Dans un monde connecté où la commercialisation de produits innovants est de plus en plus importante, les consommateurs européens sont confrontés à des difficultés croissantes en matière de protection contre les produits défectueux.

Pour répondre à ces enjeux, les institutions européennes ont récemment adopté de nouvelles règles visant à renforcer les droits des consommateurs. C’est ainsi que la Commission européenne a publié une proposition de directive, le 28 septembre 2022, visant à réformer la réglementation existante en la matière.

Contexte

Adoptée il y a près de quarante ans, la directive n°85/374/CEE du 25 juillet 1985 sur la responsabilité du fait des produits défectueux a introduit des règles protectrices des consommateurs, mettant notamment en place un régime de responsabilité sans faute pour les fabricants de produits1.

Instrument moderne et ambitieux de l’époque, la révision de cette directive était inévitable à l’ère de la révolution numérique et technologique où les produits se sont grandement complexifiés.

Partant de ce constat, la Commission européenne a déposé le 28 septembre 2022 un projet de directive afin de faire face aux évolutions liées aux nouvelles technologies, y compris l’intelligence artificielle (IA), aux nouveaux modèles d’entreprise dans le domaine de l’économie circulaire et aux nouvelles chaînes d’approvisionnement mondiales2.

La proposition de directive – abrogeant la directive n°85/374/CEE du 25 juillet 1985 – modernise ainsi le cadre juridique établi et est décrite par la Commission européenne comme garantissant des règles équitables pour les entreprises et les consommateurs.

Le nouveau champ d’application du projet de directive

La proposition de directive étend l’applicabilité du régime de responsabilité sans faute à de nouveaux types de produits qui peuvent aujourd’hui être tant corporels qu’incorporels.

Alors que la directive n°85/374/CEE du 25 juillet 1985 ne vise que les biens « meubles »3, la notion de produit englobe désormais les produits numériques et leurs mises à jour, et notamment les logiciels, les systèmes d’IA ou encore les services digitaux (drones, robots, systèmes domestiques intelligents etc.).Lina El Medjadji

Les critères d’appréciation de la défectuosité du produit – laquelle est définie comme un produit n’offrant pas la sécurité à laquelle le grand public peut légitimement s’attendre – sont également revus afin de tenir compte du caractère évolutif des produits mis sur le marché. Il conviendra ainsi de tenir compte notamment de « l’effet sur le produit de toute capacité à poursuivre son apprentissage après le déploiement »4.

S’agissant des dommages, la proposition de directive prévoit que soit prévue, outre une réparation des dommages causés par la mort ou les lésions corporelles et les dommages aux biens, une indemnisation des dommages causés par une perte ou une corruption de données.

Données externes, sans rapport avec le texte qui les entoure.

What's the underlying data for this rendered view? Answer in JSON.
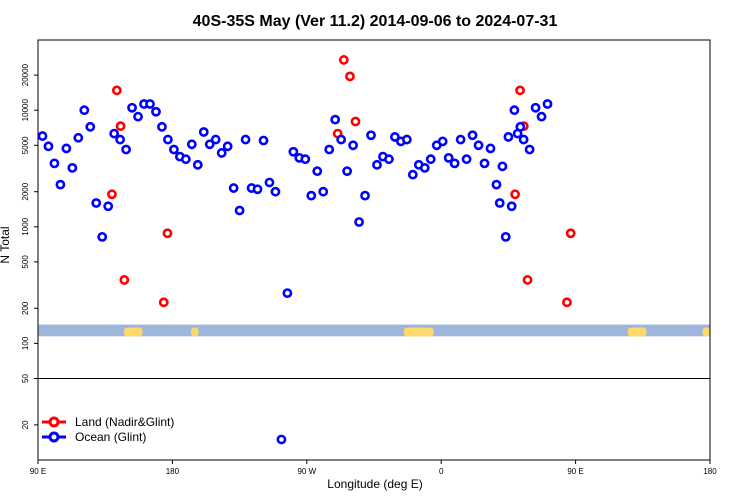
{
  "chart_data": {
    "type": "scatter",
    "title": "40S-35S May (Ver 11.2)   2014-09-06 to 2024-07-31",
    "xlabel": "Longitude (deg E)",
    "ylabel": "N Total",
    "y_scale": "log",
    "ylim": [
      10,
      40000
    ],
    "xlim": [
      90,
      450
    ],
    "x_ticks": [
      {
        "value": 90,
        "label": "90 E"
      },
      {
        "value": 180,
        "label": "180"
      },
      {
        "value": 270,
        "label": "90 W"
      },
      {
        "value": 360,
        "label": "0"
      },
      {
        "value": 450,
        "label": "90 E"
      },
      {
        "value": 540,
        "label": "180"
      }
    ],
    "x_ticks_note": "axis spans one display width; second 90E and 180 labels sit at the right",
    "y_ticks": [
      {
        "value": 20,
        "label": "20"
      },
      {
        "value": 50,
        "label": "50"
      },
      {
        "value": 100,
        "label": "100"
      },
      {
        "value": 200,
        "label": "200"
      },
      {
        "value": 500,
        "label": "500"
      },
      {
        "value": 1000,
        "label": "1000"
      },
      {
        "value": 2000,
        "label": "2000"
      },
      {
        "value": 5000,
        "label": "5000"
      },
      {
        "value": 10000,
        "label": "10000"
      },
      {
        "value": 20000,
        "label": "20000"
      }
    ],
    "reference_line_y": 50,
    "map_strip_y_range": [
      115,
      145
    ],
    "legend_placement": "bottom-left",
    "series": [
      {
        "name": "Land (Nadir&Glint)",
        "color": "#ff0000",
        "points": [
          [
            139.5,
            1900
          ],
          [
            142.8,
            14800
          ],
          [
            145.3,
            7300
          ],
          [
            147.8,
            350
          ],
          [
            174.2,
            225
          ],
          [
            176.7,
            880
          ],
          [
            290.7,
            6300
          ],
          [
            294.8,
            27000
          ],
          [
            298.9,
            19500
          ],
          [
            302.6,
            8000
          ],
          [
            409.5,
            1900
          ],
          [
            412.8,
            14800
          ],
          [
            415.3,
            7300
          ],
          [
            417.8,
            350
          ],
          [
            444.2,
            225
          ],
          [
            446.7,
            880
          ]
        ]
      },
      {
        "name": "Ocean (Glint)",
        "color": "#0000ff",
        "points": [
          [
            93,
            6000
          ],
          [
            97,
            4900
          ],
          [
            101,
            3500
          ],
          [
            105,
            2300
          ],
          [
            109,
            4700
          ],
          [
            113,
            3200
          ],
          [
            117,
            5800
          ],
          [
            121,
            10000
          ],
          [
            125,
            7200
          ],
          [
            129,
            1600
          ],
          [
            133,
            820
          ],
          [
            137,
            1500
          ],
          [
            141,
            6300
          ],
          [
            145,
            5600
          ],
          [
            149,
            4600
          ],
          [
            153,
            10500
          ],
          [
            157,
            8800
          ],
          [
            161,
            11300
          ],
          [
            165,
            11300
          ],
          [
            169,
            9700
          ],
          [
            173,
            7200
          ],
          [
            177,
            5600
          ],
          [
            181,
            4600
          ],
          [
            185,
            4000
          ],
          [
            189,
            3800
          ],
          [
            193,
            5100
          ],
          [
            197,
            3400
          ],
          [
            201,
            6500
          ],
          [
            205,
            5100
          ],
          [
            209,
            5600
          ],
          [
            213,
            4300
          ],
          [
            217,
            4900
          ],
          [
            221,
            2150
          ],
          [
            225,
            1380
          ],
          [
            229,
            5600
          ],
          [
            233,
            2150
          ],
          [
            237,
            2100
          ],
          [
            241,
            5500
          ],
          [
            245,
            2400
          ],
          [
            249,
            2000
          ],
          [
            253,
            15
          ],
          [
            257,
            270
          ],
          [
            261,
            4400
          ],
          [
            265,
            3900
          ],
          [
            269,
            3800
          ],
          [
            273,
            1850
          ],
          [
            277,
            3000
          ],
          [
            281,
            2000
          ],
          [
            285,
            4600
          ],
          [
            289,
            8300
          ],
          [
            293,
            5600
          ],
          [
            297,
            3000
          ],
          [
            301,
            5000
          ],
          [
            305,
            1100
          ],
          [
            309,
            1850
          ],
          [
            313,
            6100
          ],
          [
            317,
            3400
          ],
          [
            321,
            4000
          ],
          [
            325,
            3800
          ],
          [
            329,
            5900
          ],
          [
            333,
            5400
          ],
          [
            337,
            5600
          ],
          [
            341,
            2800
          ],
          [
            345,
            3400
          ],
          [
            349,
            3200
          ],
          [
            353,
            3800
          ],
          [
            357,
            5000
          ],
          [
            361,
            5400
          ],
          [
            365,
            3900
          ],
          [
            369,
            3500
          ],
          [
            373,
            5600
          ],
          [
            377,
            3800
          ],
          [
            381,
            6100
          ],
          [
            385,
            5000
          ],
          [
            389,
            3500
          ],
          [
            393,
            4700
          ],
          [
            397,
            2300
          ],
          [
            401,
            3300
          ],
          [
            405,
            5900
          ],
          [
            409,
            10000
          ],
          [
            413,
            7200
          ],
          [
            399.2,
            1600
          ],
          [
            403.2,
            820
          ],
          [
            407.2,
            1500
          ],
          [
            411.2,
            6300
          ],
          [
            415.2,
            5600
          ],
          [
            419.2,
            4600
          ],
          [
            423.2,
            10500
          ],
          [
            427.2,
            8800
          ],
          [
            431.2,
            11300
          ]
        ]
      }
    ]
  },
  "legend": {
    "land_label": "Land (Nadir&Glint)",
    "ocean_label": "Ocean (Glint)"
  }
}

Vers une protection accrue des consommateurs…

Les institutions européennes ont tenu compte des nombreuses difficultés probatoires rencontrées par les victimes de produits défectueux et ont instauré deux instruments visant à faciliter l’accès des demandeurs aux preuves à produire en justice ainsi que la démonstration de la défectuosité du produit.

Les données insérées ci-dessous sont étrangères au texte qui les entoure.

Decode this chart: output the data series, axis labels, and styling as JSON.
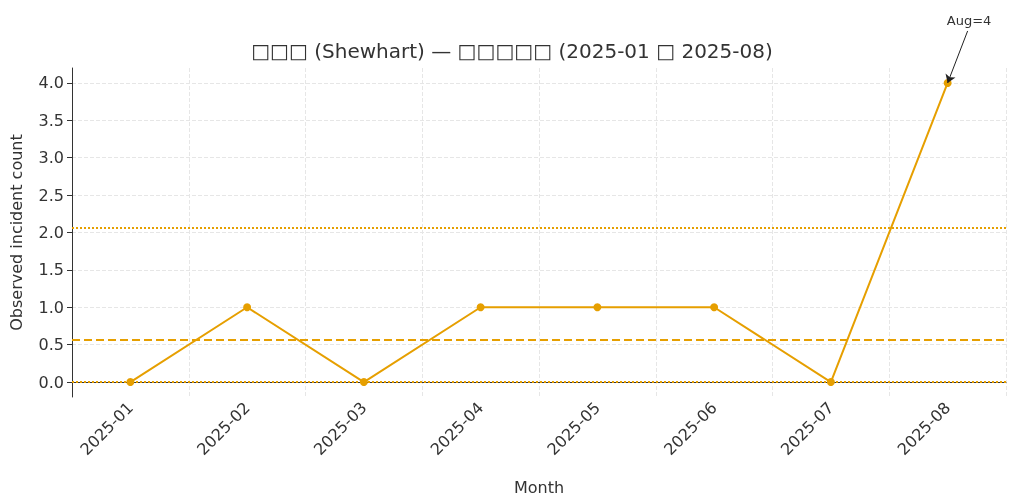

D’abord, la proposition de directive permet aux victimes du dommage causé par un produit défectueux qui a « présenté des faits et des éléments de preuve suffisants pour étayer la plausibilité de sa demande en réparation », d’enjoindre au défendeur de divulguer les éléments de preuve pertinents dont il dispose, sous réserve que la divulgation soit toutefois limitée à ce qui est proportionné et à ce que le secret des affaires soit protégé5.

Maxime Liebenguth

Ensuite, la proposition de directive allège la charge de la preuve de la défectuosité du produit incombant au demandeur en instaurant des présomptions réfragables. Ainsi, la défectuosité d’un produit sera par exemple présumée lorsque le demandeur rencontre des « difficultés excessives en raison d’une certaine complexité technique ou scientifique », telles que celles impliquant l’IA ou des produits technologiques complexes6.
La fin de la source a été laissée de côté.